In 2009, Mangabeira competed in the 2009 World Aquatics Championships in the 100-metre butterfly and 4×100-metre medley relay, and reached the finals in both events, finishing eighth in the individual race and fourth in the relay, which he swam with Guilherme Guido (backstroke), Henrique Barbosa (breaststroke) and César Cielo Filho (freestyle). He swam the butterfly leg for the Brazilian medley relay team, in a race where the first 4 relays beat the U.S. world record from Beijing 2008.

At the 2010 South American Games in Medellín, Mangabeira won a gold medal in the 4×100-metre medley.

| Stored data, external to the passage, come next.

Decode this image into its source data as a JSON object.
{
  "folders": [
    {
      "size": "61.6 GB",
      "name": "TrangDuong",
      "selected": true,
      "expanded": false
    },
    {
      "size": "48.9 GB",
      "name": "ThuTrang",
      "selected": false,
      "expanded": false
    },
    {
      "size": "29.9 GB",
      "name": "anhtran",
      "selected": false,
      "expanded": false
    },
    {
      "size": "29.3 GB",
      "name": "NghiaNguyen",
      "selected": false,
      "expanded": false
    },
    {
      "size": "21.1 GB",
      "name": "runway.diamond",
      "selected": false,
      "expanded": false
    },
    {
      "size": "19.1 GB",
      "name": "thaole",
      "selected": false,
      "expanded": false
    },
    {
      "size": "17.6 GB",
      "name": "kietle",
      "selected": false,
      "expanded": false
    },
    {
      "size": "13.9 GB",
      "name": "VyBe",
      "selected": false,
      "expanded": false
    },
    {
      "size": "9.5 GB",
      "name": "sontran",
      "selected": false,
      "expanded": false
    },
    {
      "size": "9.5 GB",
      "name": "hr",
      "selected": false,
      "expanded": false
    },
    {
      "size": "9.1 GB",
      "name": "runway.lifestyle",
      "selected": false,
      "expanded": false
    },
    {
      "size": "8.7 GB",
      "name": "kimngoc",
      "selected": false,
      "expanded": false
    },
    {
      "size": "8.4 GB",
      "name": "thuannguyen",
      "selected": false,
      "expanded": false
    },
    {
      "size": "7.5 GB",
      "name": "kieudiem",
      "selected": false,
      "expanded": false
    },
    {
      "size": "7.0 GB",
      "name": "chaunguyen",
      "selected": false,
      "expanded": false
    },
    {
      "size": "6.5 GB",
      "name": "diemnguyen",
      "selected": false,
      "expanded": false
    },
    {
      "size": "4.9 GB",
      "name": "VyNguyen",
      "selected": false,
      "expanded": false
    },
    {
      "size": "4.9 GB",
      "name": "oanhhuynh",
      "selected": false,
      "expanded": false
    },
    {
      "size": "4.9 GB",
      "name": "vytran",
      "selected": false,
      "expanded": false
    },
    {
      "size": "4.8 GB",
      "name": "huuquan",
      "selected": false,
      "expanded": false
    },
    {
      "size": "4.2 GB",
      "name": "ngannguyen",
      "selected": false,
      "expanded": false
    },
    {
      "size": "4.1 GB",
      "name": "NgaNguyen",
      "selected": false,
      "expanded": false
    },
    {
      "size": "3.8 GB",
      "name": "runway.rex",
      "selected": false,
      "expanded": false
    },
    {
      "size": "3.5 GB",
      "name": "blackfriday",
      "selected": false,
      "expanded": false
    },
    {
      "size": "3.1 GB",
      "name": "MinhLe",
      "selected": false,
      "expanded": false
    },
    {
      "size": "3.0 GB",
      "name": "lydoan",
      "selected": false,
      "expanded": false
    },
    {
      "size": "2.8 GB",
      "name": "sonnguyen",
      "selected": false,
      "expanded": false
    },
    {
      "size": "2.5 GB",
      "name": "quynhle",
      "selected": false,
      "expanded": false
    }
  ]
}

He was at the 2010 Pan Pacific Swimming Championships in Irvine, where he finished 4th in the 4×100-metre medley, 15th in the 100-metre butterfly, and 15th in the 100-metre backstroke.

At the 2011 Pan American Games in Guadalajara, Mangabeira won gold in the 4×100-metre medley and in the 4×100-metre freestyle.

== Post-career ==
After retiring from competitive swimming in 2013, Mangabeira joined the Brazilian Olympic Committee’s Athlete Support Program, participating in educational and youth development initiatives connected to the Jogos Escolares da Juventude.

In 2014, he was hired by The Coca-Cola Company in Brazil to contribute to the company’s strategic planning for the Rio 2016 Olympic Games, leveraging his experience as an Olympic athlete in sports-related projects.

Since leaving professional sport, Mangabeira has worked in marketing and technology, serving as a campaign manager at the digital agency Russell Marketing and collaborating on projects with brands such as Coca-Cola, Canon and Panasonic, as well as emerging technology startups.